Seorang pendatang yang masuk ke Sadum tidak akan selamat dari diganggu oelh mrk. Jika ia membawa barang-barang yang berharga maka dirampaslah barang-barangnya, jika ia melawan atau menolak menyerahkannya maka nyawanya tidak akan selamat. Akan tetapi jika pendatang itu seorang lelaki yang bermuka tampan dan berparas elok maka ia akan menjadi rebutan di antara mereka dan akan menjadi korban perbuatan keji lelakinya dan sebaliknya jika si pendatang itu seorang perempuan muda maka ia menjadi mangsa bagi pihak wanitanya pula.

Kepada masyarakat yang sudah sedemikian rupa keruntuhan moralnya dan sedemikian paras penyakit sosialnya diutuslah nabi Luth sebagai pesuruh dan Rasul-Nya untuk mengangkat mereka dari lembah kenistaan ,kejahilan dan kesesatan serta membawa mereka alam yang bersih ,bermoral dan berakhlak mulia.

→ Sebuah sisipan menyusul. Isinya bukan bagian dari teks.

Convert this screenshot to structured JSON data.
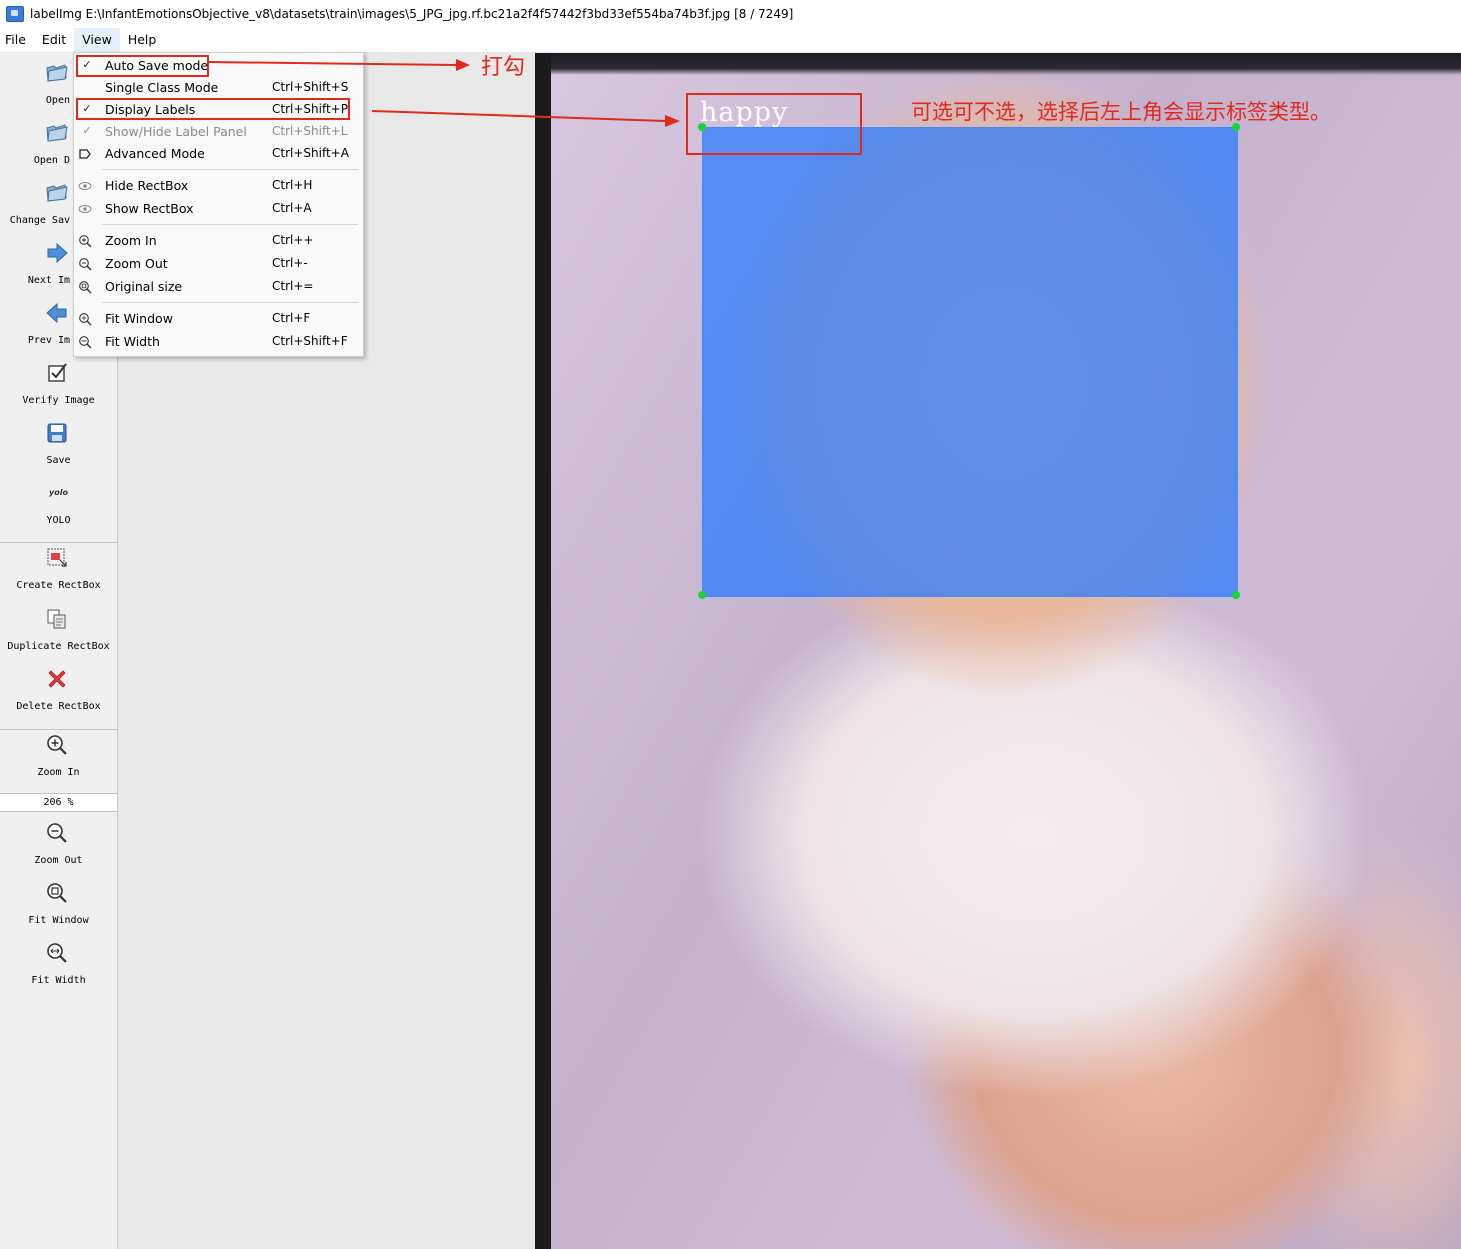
{
  "window": {
    "title": "labelImg E:\\InfantEmotionsObjective_v8\\datasets\\train\\images\\5_JPG_jpg.rf.bc21a2f4f57442f3bd33ef554ba74b3f.jpg [8 / 7249]"
  },
  "menubar": [
    "File",
    "Edit",
    "View",
    "Help"
  ],
  "toolbar": {
    "items": [
      {
        "label": "Open",
        "icon": "folder-open-icon"
      },
      {
        "label": "Open D",
        "icon": "folder-open-icon"
      },
      {
        "label": "Change Sav",
        "icon": "folder-open-icon"
      },
      {
        "label": "Next Im",
        "icon": "arrow-right-icon"
      },
      {
        "label": "Prev Im",
        "icon": "arrow-left-icon"
      },
      {
        "label": "Verify Image",
        "icon": "checkbox-icon"
      },
      {
        "label": "Save",
        "icon": "floppy-disk-icon"
      },
      {
        "label": "YOLO",
        "icon_text": "yolo"
      },
      {
        "label": "Create RectBox",
        "icon": "create-rectbox-icon"
      },
      {
        "label": "Duplicate RectBox",
        "icon": "duplicate-icon"
      },
      {
        "label": "Delete RectBox",
        "icon": "delete-x-icon"
      },
      {
        "label": "Zoom In",
        "icon": "zoom-in-icon"
      },
      {
        "label": "Zoom Out",
        "icon": "zoom-out-icon"
      },
      {
        "label": "Fit Window",
        "icon": "fit-window-icon"
      },
      {
        "label": "Fit Width",
        "icon": "fit-width-icon"
      }
    ],
    "zoom_value": "206 %"
  },
  "view_menu": {
    "items": [
      {
        "label": "Auto Save mode",
        "shortcut": "",
        "checked": true
      },
      {
        "label": "Single Class Mode",
        "shortcut": "Ctrl+Shift+S"
      },
      {
        "label": "Display Labels",
        "shortcut": "Ctrl+Shift+P",
        "checked": true
      },
      {
        "label": "Show/Hide Label Panel",
        "shortcut": "Ctrl+Shift+L",
        "disabled": true
      },
      {
        "label": "Advanced Mode",
        "shortcut": "Ctrl+Shift+A"
      },
      {
        "label": "Hide RectBox",
        "shortcut": "Ctrl+H"
      },
      {
        "label": "Show RectBox",
        "shortcut": "Ctrl+A"
      },
      {
        "label": "Zoom In",
        "shortcut": "Ctrl++"
      },
      {
        "label": "Zoom Out",
        "shortcut": "Ctrl+-"
      },
      {
        "label": "Original size",
        "shortcut": "Ctrl+="
      },
      {
        "label": "Fit Window",
        "shortcut": "Ctrl+F"
      },
      {
        "label": "Fit Width",
        "shortcut": "Ctrl+Shift+F"
      }
    ]
  },
  "canvas": {
    "box_label": "happy",
    "box_color": "#2878ff"
  },
  "annotations": {
    "tick_note": "打勾",
    "label_note": "可选可不选，选择后左上角会显示标签类型。",
    "color": "#e02a1c"
  }
}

Nabi Luth mengajak mereka beriman dan beribadah kepada Allah meninggalkan kebiasaan mungkar menjauhkan diri dari perbuatan maksiat dan kejahatan yang diilhamkan oleh iblis dan syaitan. Ia memberi penerang kepada mereka bahwa Allah telah mencipta mereka dan alam sekitar mrk tidak meredhai amal perbuatan mrk yang mendekati sifat dan tabiat kebinatangan dan tidak sesuai dengan nilai-nilai kemanusiaan dan bahwa Allah akan memberi ganjaran setimpal dengan amal kebajikan mereka. Yang berbuat baik dan beramal soleh akan diganjar dengan syurga di akhirat sedang yang melakukan perbuatan mungkar akan di balaskannya dengan memasukkannya ke dalam neraka Jahanam.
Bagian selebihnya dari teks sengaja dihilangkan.